"Will get K.," continued Kennedy. "Think bomb perhaps all right.
K. case different from S. No public sentiment."
"So Kharkoff had been marked for slaughter," I thought. Or was "K."
Kazanovitch? I regarded Revalenko more closely. He was suspiciously
sullen.
"Must have more money. Cable ten thousand rubles at once Russian
consul-general. Will advise you plot against Czar as details
perfected here. Expect break up New York band with death of S."

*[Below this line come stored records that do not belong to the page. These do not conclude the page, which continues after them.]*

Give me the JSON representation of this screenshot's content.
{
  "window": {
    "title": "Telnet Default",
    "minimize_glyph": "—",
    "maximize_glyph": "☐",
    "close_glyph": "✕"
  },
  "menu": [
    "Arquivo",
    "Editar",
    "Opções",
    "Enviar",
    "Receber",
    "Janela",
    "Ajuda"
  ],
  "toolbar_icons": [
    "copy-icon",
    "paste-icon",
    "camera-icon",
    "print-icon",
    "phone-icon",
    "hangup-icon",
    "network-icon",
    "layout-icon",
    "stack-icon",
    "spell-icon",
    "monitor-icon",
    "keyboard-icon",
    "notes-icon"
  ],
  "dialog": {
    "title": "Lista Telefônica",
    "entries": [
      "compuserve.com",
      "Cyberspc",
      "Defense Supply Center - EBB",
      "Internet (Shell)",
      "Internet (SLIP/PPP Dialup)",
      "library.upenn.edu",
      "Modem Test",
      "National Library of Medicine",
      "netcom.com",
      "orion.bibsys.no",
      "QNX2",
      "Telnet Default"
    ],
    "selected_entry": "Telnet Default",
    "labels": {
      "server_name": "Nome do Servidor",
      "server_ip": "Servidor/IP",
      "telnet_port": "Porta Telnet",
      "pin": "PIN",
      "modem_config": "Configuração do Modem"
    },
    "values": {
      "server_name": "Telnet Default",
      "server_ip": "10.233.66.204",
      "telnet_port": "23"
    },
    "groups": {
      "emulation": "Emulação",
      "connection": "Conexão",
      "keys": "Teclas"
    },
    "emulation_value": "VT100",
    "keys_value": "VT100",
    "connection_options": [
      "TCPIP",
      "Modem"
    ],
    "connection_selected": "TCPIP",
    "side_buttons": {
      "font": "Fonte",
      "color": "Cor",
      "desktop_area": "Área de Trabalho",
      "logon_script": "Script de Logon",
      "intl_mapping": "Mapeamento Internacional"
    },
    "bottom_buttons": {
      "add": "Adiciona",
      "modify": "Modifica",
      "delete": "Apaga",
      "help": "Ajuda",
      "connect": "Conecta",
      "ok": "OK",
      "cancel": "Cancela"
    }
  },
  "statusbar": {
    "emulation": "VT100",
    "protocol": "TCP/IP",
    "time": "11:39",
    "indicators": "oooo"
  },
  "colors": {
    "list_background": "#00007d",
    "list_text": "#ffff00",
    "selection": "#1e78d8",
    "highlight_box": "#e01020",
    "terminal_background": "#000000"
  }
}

If Kennedy himself had thrown a bomb or scattered broadcast the
contents of the test-tubes, the effect could not have been more
startling than his last quiet sentence - and sentence it was in two
senses.
"Signed," he said, folding the paper up deliberately, "Ekaterina
Nevsky."
It was as if a cable had snapped and a weight had fallen. Revalenko
sprang up and grasped Kazanovitch by the hand. "Forgive me, comrade,
for ever suspecting you," he cried.
"And forgive me for suspecting you," replied Kazanovitch, "but how
did you come to shadow Kharkoff?"
"I ordered him to follow Kharkoff secretly and protect him,"
explained Saratovsky.
Olga and Ekaterina faced each other fiercely. Olga was trembling
with emotion. Nevsky stood coldly, defiantly. If ever there was
a consummate actress it was she, who had put the bomb at her own
door and had rushed off to start Kennedy on a blind trail.